Sabtu malam, 14 Maret 2026, di sebuah sudut kafe wilayah Mojosari, aparat dari Unit Resmob Satreskrim Polres Mojokerto bergerak cepat. Waktu menunjukkan sekitar pukul 19.50 WIB ketika operasi tangkap tangan dilakukan terhadap seorang pria yang mengaku sebagai wartawan.
Pria tersebut diketahui bernama Muhammad Amir Asnawi (42), warga Dusun Pekingan, Desa Sumbersono, Kecamatan Dlanggu, Kabupaten Mojokerto. Ia diamankan setelah diduga menerima amplop berisi uang Rp3 juta dari seorang advokat, Wahyu Suhartatik (47). Uang itu disebut-sebut berkaitan dengan permintaan untuk menghentikan atau menghapus sebuah pemberitaan.
Peristiwa itu bukan sekadar penangkapan. Ia menjadi pengingat bahwa profesi yang mulia pun bisa tercoreng oleh tangan-tangan yang salah.

Pimpinan Redaksi Media Group Globalindo, Hendra Setiawan, S.H, menyampaikan apresiasi terbuka kepada jajaran Polres Mojokerto atas langkah tegas tersebut. Baginya, tindakan cepat aparat bukan hanya soal penegakan hukum, tetapi juga tentang menjaga kehormatan profesi jurnalistik.
Menurut Hendra, pers adalah tiang penyangga demokrasi.
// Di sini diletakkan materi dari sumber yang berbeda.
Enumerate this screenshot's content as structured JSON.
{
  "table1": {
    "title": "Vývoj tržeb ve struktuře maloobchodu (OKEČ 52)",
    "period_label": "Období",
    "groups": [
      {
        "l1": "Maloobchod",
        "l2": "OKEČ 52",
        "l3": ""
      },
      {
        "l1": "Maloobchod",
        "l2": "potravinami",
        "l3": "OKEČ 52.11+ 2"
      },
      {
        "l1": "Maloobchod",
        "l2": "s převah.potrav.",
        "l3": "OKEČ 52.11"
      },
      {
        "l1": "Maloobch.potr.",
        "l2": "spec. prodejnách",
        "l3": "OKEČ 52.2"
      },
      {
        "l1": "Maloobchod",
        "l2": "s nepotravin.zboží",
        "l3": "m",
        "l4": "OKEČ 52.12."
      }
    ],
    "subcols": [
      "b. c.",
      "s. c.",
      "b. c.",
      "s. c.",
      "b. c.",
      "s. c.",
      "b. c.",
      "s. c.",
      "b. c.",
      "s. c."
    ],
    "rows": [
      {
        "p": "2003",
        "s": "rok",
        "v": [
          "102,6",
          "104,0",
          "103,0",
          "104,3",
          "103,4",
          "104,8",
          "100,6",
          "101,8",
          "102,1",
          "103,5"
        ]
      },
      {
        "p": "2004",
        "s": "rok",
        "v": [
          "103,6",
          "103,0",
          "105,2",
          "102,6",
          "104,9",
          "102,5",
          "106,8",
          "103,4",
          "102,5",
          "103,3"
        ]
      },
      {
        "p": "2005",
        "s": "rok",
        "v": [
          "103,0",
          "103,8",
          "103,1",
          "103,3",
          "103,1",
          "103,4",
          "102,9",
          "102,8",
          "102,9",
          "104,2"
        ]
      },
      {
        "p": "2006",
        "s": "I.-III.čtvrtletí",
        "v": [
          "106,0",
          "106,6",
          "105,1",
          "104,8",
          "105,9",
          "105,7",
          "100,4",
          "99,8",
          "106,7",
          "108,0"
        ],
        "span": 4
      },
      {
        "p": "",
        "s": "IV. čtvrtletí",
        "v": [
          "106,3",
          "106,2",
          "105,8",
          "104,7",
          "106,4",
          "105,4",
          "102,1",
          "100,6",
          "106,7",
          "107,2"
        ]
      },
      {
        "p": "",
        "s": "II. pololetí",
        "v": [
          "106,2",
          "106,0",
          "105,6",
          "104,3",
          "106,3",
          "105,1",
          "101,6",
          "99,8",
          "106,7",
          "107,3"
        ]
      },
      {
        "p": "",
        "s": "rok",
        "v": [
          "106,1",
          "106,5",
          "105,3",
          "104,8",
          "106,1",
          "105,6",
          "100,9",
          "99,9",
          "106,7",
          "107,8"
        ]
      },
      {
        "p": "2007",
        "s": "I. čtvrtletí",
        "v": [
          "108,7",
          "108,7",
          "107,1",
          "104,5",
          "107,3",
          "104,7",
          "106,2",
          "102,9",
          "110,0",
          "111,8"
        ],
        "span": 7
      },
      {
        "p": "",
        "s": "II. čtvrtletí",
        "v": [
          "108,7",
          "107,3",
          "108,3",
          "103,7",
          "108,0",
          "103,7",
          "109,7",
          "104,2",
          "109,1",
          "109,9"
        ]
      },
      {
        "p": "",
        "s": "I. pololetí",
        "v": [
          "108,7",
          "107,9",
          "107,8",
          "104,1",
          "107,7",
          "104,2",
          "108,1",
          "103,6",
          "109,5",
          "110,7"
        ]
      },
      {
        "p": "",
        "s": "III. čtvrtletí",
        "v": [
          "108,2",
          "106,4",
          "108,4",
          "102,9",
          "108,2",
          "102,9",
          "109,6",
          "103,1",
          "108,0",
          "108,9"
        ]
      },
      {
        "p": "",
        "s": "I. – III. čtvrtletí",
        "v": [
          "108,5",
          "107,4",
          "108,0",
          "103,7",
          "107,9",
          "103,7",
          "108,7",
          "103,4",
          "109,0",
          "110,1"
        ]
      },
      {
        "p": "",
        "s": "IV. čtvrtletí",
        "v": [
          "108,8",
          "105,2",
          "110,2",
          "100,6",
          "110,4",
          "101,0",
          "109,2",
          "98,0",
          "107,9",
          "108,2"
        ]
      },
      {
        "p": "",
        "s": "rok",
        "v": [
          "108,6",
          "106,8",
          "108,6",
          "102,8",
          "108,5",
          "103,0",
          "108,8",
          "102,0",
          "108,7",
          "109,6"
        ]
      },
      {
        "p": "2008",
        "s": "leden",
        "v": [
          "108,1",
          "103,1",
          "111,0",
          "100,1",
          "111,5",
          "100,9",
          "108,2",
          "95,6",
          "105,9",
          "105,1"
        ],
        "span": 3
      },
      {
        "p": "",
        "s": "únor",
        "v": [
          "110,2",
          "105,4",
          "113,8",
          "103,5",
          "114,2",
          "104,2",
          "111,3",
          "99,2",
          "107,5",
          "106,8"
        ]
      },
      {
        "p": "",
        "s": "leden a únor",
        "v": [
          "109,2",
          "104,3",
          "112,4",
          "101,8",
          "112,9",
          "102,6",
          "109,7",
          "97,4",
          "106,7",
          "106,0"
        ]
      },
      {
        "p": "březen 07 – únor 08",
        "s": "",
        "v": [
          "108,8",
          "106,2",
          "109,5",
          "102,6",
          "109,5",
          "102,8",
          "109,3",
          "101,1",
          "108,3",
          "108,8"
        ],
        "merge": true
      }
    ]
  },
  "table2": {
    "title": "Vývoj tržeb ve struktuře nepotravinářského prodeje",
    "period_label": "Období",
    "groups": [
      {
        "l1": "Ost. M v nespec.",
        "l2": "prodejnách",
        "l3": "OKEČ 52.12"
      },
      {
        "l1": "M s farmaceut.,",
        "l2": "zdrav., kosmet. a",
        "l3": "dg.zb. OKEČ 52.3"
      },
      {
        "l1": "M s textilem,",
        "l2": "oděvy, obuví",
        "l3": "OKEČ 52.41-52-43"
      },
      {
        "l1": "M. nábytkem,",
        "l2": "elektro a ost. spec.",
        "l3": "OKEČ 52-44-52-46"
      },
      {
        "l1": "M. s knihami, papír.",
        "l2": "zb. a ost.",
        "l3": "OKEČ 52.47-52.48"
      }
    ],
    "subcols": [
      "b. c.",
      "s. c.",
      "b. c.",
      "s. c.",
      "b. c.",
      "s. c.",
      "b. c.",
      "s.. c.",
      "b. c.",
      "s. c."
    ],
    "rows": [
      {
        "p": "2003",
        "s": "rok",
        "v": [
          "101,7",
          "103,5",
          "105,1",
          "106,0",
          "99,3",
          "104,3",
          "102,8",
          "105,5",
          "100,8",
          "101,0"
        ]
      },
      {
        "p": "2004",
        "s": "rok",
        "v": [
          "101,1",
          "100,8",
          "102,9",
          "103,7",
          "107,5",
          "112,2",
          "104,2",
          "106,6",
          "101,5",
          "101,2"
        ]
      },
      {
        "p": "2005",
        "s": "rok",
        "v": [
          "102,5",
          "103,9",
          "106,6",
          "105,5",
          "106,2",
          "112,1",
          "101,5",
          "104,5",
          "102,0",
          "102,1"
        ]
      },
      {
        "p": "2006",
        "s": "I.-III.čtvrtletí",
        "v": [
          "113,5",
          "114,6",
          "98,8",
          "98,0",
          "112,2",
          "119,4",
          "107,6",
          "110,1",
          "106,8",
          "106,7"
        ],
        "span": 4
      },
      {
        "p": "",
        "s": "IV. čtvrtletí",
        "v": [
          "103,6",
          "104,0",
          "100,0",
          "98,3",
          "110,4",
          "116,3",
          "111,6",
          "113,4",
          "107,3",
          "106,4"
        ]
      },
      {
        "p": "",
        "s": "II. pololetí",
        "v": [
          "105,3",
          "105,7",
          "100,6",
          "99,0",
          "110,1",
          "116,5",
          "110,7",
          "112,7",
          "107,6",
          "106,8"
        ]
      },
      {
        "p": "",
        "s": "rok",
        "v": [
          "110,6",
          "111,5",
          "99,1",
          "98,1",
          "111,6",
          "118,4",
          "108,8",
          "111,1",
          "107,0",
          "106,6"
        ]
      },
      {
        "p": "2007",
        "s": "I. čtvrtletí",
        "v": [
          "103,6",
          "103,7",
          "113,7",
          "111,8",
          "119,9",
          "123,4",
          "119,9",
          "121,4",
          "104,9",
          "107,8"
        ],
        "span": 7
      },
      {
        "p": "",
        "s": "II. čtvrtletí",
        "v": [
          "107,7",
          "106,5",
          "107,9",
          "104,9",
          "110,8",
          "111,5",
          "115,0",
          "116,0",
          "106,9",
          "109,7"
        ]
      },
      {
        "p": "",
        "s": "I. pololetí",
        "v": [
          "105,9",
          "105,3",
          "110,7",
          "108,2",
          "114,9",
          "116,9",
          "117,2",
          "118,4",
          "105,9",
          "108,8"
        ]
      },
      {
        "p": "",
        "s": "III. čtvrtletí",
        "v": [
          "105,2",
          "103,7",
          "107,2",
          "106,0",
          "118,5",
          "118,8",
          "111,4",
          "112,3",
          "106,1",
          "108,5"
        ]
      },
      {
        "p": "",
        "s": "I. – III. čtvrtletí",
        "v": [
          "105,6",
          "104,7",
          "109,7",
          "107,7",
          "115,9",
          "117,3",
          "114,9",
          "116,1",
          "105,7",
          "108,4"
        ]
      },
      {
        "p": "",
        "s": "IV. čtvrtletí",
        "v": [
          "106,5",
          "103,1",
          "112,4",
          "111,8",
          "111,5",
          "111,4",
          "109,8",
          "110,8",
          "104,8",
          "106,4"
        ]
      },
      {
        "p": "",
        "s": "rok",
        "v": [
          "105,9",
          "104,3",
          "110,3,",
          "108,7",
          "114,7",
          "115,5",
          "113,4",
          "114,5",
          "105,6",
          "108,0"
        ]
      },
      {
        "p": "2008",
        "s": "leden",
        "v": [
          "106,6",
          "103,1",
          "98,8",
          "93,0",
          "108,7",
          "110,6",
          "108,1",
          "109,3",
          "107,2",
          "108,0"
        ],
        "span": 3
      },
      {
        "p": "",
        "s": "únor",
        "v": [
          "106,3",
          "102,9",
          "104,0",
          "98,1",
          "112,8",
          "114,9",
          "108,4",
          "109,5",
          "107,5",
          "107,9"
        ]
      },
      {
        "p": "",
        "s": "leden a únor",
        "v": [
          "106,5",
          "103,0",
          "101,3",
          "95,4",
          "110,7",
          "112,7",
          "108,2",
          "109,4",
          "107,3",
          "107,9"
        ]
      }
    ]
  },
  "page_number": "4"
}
Ia lahir untuk menyuarakan kebenaran, bukan untuk menakut-nakuti, apalagi menjadikannya alat untuk meraih keuntungan pribadi.
“Kami memberikan apresiasi setinggi-tingginya kepada Polres Mojokerto atas tindakan tegas melalui operasi tangkap tangan ini. Pers adalah pilar demokrasi, bukan alat intimidasi atau alat mencari keuntungan pribadi,” ujar Hendra.
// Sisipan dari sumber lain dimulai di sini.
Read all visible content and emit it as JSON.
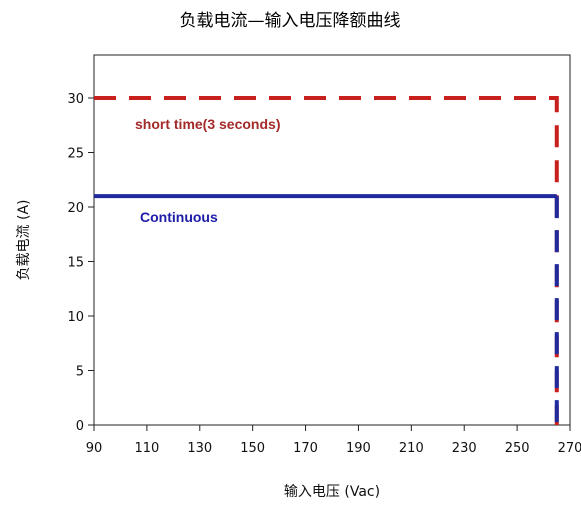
{
  "chart_data": {
    "type": "line",
    "title": "负载电流—输入电压降额曲线",
    "xlabel": "输入电压 (Vac)",
    "ylabel": "负载电流 (A)",
    "xlim": [
      90,
      270
    ],
    "ylim": [
      0,
      30
    ],
    "x_ticks": [
      "90",
      "110",
      "130",
      "150",
      "170",
      "190",
      "210",
      "230",
      "250",
      "270"
    ],
    "y_ticks": [
      "0",
      "5",
      "10",
      "15",
      "20",
      "25",
      "30"
    ],
    "grid": false,
    "series": [
      {
        "name": "short time(3 seconds)",
        "color": "#c8201d",
        "style": "dashed",
        "points": [
          [
            90,
            30
          ],
          [
            265,
            30
          ],
          [
            265,
            0
          ]
        ]
      },
      {
        "name": "Continuous",
        "color": "#1f2a9c",
        "style": "solid-then-dashed",
        "points": [
          [
            90,
            21
          ],
          [
            265,
            21
          ],
          [
            265,
            0
          ]
        ]
      }
    ],
    "annotations": [
      {
        "text": "short time(3 seconds)",
        "color": "#a52a2a"
      },
      {
        "text": "Continuous",
        "color": "#1c1ca8"
      }
    ]
  }
}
Ia menegaskan bahwa publik harus memahami satu hal penting: tindakan yang melanggar hukum adalah ulah individu, bukan wajah dari profesi wartawan secara keseluruhan.
Di tengah kasus yang kini tengah ditangani penyidik, muncul pula narasi lain di ruang publik. Sebuah artikel opini yang beredar pada 15 Maret 2026 menyebut bahwa peristiwa tersebut sebagai bentuk “penjebakan” terhadap wartawan.
Namun bagi Hendra, kebebasan berpendapat tidak boleh berubah menjadi pembenaran terhadap dugaan tindak pidana.
“Kami menghormati setiap pendapat. Tetapi jika ada narasi yang seolah-olah membela atau membenarkan tindakan pemerasan dengan alasan profesi wartawan, maka itu sangat berbahaya bagi dunia pers,” tegasnya.
Ia kembali mengingatkan bahwa profesi jurnalis memiliki pijakan hukum dan etika yang jelas. Undang-Undang Pers memberikan perlindungan terhadap kerja jurnalistik, namun tidak pernah memberi ruang bagi tindakan kriminal.
Pers, kata Hendra, bukan alat tekanan. Pers adalah suara publik.
Sebagai jaringan media yang menaungi ratusan media di berbagai daerah, Media Group Globalindo menegaskan komitmennya untuk terus menjaga integritas jurnalistik. Ia juga mengajak seluruh insan pers untuk kembali pada ruh profesinya: menyampaikan fakta, menjaga kejujuran, dan berdiri di sisi kepentingan masyarakat.
“Peristiwa ini harus menjadi pengingat bagi kita semua. Wartawan adalah penyampai kebenaran kepada publik, bukan pihak yang memanfaatkan informasi untuk kepentingan pribadi. Media harus tetap bersih, profesional, dan bertanggung jawab,” pungkasnya.
Sementara itu, proses hukum terhadap kasus dugaan pemerasan tersebut masih terus berjalan di Satreskrim Polres Mojokerto untuk memastikan seluruh unsur hukum terpenuhi.